Gli errori compiuti verso gli asintomatici

Ad unire le diverse fasi della pandemia è innanzitutto un errore concettuale che vediamo ancora reiterarsi: ignorare ogni strategia per neutralizzare gli asintomatici come portatori principali del virus. Proprio la sua esperienza vincente a Vò permette al professor Crisanti di affermare che :

Gli Asintomatici sono stati inizialmente ignorati, diciamo fino a tutto marzo, e poi marginalizzati come oggetti da ricercare e recintare. In questo buco nero siamo caduti e stiamo ancora oggi pagando la difficoltà di adattare i nostri strumenti di contrasto al contagio con una dinamica che appunto procede attraverso la relazione con una gamma vasta di portatori sani. Più o meno abbiamo calcolato che circa il 45 percento della massa del trasferimento del virus da un soggetto all’altro è prodotto dagli asintomatici. Questa falla va tappata se vogliamo smettere di imbarcare acqua a bordo per poi svuotarla con un secchiello. Guardiamo cosa è accaduto nei paesi dove si è combattuto meglio l’epidemia, da Singapore alla Corea del Sud alla Nuova Zelanda o Taiwan: un’azione di testing a tappeto proprio per mappare e circoscrivere i portatori inconsapevoli di Covid-19“.

Per riuscire a tappare la falla non ci vuole una bacchetta magica ma una politica che investa il territorio e mobiliti collaborazioni e persuasioni sociali. A cominciare dalla convinzione che si tratta di un fenomeno che si prolungherà nel tempo , oltre ogni emergenza.

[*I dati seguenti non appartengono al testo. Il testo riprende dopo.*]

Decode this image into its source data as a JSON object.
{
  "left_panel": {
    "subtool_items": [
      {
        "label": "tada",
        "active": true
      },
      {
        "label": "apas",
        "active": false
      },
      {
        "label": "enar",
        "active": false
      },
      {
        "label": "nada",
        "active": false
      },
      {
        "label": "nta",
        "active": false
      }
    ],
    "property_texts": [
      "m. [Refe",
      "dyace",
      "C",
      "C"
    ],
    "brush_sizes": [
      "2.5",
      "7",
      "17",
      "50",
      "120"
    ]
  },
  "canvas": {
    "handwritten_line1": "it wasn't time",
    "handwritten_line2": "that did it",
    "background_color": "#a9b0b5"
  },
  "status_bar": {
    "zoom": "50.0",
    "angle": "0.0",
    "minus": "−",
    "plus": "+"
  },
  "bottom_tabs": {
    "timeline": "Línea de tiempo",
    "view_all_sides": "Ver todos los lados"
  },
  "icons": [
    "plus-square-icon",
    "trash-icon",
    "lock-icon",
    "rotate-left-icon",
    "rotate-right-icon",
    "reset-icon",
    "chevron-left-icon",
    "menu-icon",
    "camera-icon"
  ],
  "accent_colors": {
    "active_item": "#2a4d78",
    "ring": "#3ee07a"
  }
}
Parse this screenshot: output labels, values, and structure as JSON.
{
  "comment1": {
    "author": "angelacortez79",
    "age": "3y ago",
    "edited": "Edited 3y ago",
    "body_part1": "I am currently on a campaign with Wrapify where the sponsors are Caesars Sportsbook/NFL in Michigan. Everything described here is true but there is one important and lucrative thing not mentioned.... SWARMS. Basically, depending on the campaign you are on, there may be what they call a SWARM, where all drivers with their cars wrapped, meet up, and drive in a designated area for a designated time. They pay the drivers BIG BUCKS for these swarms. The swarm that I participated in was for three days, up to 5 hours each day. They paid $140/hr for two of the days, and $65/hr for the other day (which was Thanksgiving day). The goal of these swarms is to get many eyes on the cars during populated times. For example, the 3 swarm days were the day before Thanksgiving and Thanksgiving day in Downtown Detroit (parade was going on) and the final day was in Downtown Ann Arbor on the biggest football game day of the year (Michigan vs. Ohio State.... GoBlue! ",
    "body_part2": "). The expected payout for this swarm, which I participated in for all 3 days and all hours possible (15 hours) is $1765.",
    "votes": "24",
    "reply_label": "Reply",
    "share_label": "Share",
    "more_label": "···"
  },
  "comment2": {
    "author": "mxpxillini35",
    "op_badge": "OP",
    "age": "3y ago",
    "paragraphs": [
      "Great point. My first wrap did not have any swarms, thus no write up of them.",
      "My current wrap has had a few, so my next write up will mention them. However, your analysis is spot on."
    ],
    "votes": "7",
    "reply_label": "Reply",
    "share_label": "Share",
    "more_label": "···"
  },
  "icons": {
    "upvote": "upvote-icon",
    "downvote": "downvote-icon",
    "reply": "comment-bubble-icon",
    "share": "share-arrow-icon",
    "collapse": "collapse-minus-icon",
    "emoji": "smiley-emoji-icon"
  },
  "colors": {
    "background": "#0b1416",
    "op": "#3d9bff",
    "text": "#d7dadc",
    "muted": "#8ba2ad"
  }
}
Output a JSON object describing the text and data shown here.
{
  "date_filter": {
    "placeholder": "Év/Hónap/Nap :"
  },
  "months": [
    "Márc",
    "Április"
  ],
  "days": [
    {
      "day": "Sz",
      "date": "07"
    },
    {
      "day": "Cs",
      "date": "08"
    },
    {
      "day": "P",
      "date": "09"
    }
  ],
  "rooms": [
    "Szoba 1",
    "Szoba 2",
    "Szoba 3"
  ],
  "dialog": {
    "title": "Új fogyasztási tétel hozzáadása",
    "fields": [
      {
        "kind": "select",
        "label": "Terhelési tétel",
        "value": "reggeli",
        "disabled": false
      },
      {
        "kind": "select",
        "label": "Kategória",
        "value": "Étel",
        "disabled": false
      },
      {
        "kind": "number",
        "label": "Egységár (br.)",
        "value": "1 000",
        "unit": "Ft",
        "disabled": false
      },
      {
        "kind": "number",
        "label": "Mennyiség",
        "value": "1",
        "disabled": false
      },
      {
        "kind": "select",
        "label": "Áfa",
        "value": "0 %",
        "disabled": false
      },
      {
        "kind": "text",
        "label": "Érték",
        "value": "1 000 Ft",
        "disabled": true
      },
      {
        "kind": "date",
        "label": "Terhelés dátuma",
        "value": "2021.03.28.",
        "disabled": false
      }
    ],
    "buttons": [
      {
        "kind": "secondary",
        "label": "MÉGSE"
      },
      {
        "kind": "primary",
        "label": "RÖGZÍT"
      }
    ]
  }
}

Questo è il nodo che ci pare del tutto esorcizzato: i vaccini sono un potentissimo motore, ma il volante per guidare il convoglio rimane la capacità di estendere sul territorio, in una logica di welfare della sicurezza e non certo di controllo poliziesco, una griglia permanete di testing che isoli rapidamente ogni ulteriore soggetto positivo, soffocandone la contagiosità. La Speranza ha due bellissimi figli: lo sdegno e il coraggio. Il primo per riconoscere la realtà delle cose, il secondo per cambiarle. Lo diceva sant’Agostino, forse il più complesso e valente degli antesignani delle figure di tecnico che affianca un decisore, in questo caso il supremo decisore. Nella sua opera intellettuale, densa e sempre intessuta di saperi complessi, Sant’Agostino aggiungeva una passione umana che lo rendeva  vicino ad ogni suo interlocutore, anche il più umile. Forse era questa passione che gli permise di integrare lo sdegno, che non manca quasi mai negli sguardi alteri di esperti e sapienti dinanzi agli orrori terreni, con il coraggio per compromettersi nelle cose umane, per cambiare la realtà che fa orrore.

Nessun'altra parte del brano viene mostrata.